I know that personally I have offended some of you. I won't go into detail, you know who you are, obviously. I feel that in order to make any progress and feel better about myself I have to first try and apologize to those I have offended or wronged in some way, however small. I don't wanna mention names, but those that this concerns, you obviously know who you are.

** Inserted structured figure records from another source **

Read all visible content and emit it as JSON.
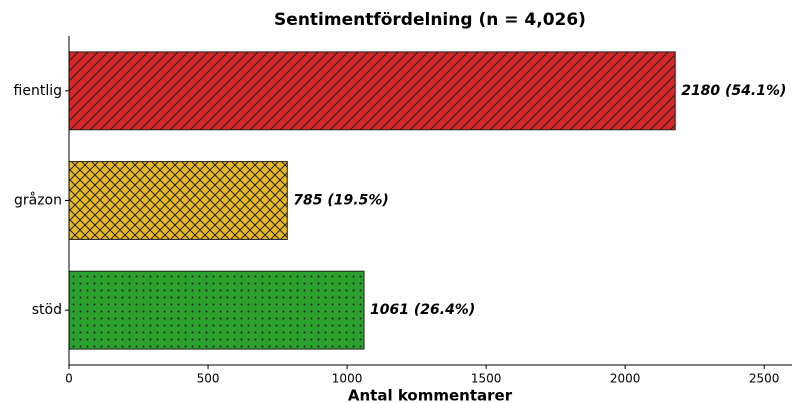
{
  "chart_data": {
    "type": "hbar",
    "title": "Sentimentfördelning (n = 4,026)",
    "categories": [
      "fientlig",
      "gråzon",
      "stöd"
    ],
    "values": [
      2180,
      785,
      1061
    ],
    "value_labels": [
      "2180 (54.1%)",
      "785 (19.5%)",
      "1061 (26.4%)"
    ],
    "colors": [
      "#d62728",
      "#e8b923",
      "#2ca02c"
    ],
    "hatches": [
      "/",
      "x",
      "."
    ],
    "xlabel": "Antal kommentarer",
    "xlim": [
      0,
      2600
    ],
    "xticks": [
      0,
      500,
      1000,
      1500,
      2000,
      2500
    ]
  }
}
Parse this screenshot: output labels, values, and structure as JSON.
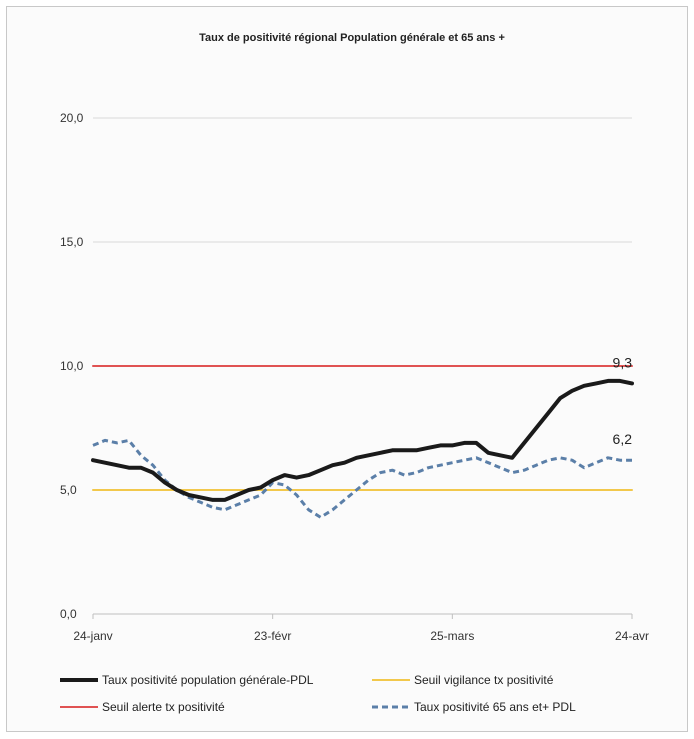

hang in there bro, your only 16 (according to the info under your avatar), your at the point in life where your gonna mess up and make bad choices, and lots of mistakes, the difference between you and others your age, is weather or not you learn from them or not ;) and by the looks of this post you are learning from them....and thats a good thing:main_thumbsup:
 

Ian S.

Active Member
Messages
1,924
Location
MA
Hey Hey,
Whats up Tom. If you ever need someone to talk you can always PM me. You know that. It sometimes takes alot of twiggle berries to apologise and admitt your faults. BIG Ups!! Yes, it's even tougher to assure that it doesn't happen again. Life deals nasty blows thats fo sheezy, and I know you've had a rough couple of years. Hang in there. It's all in how you pick yourself back up that matters.

Oh yeah... and best thing to do with the punks who try to kick you when your down is to ignore them. It's only cause they're to sissy to take a shot otherwise. Keep your head up bro!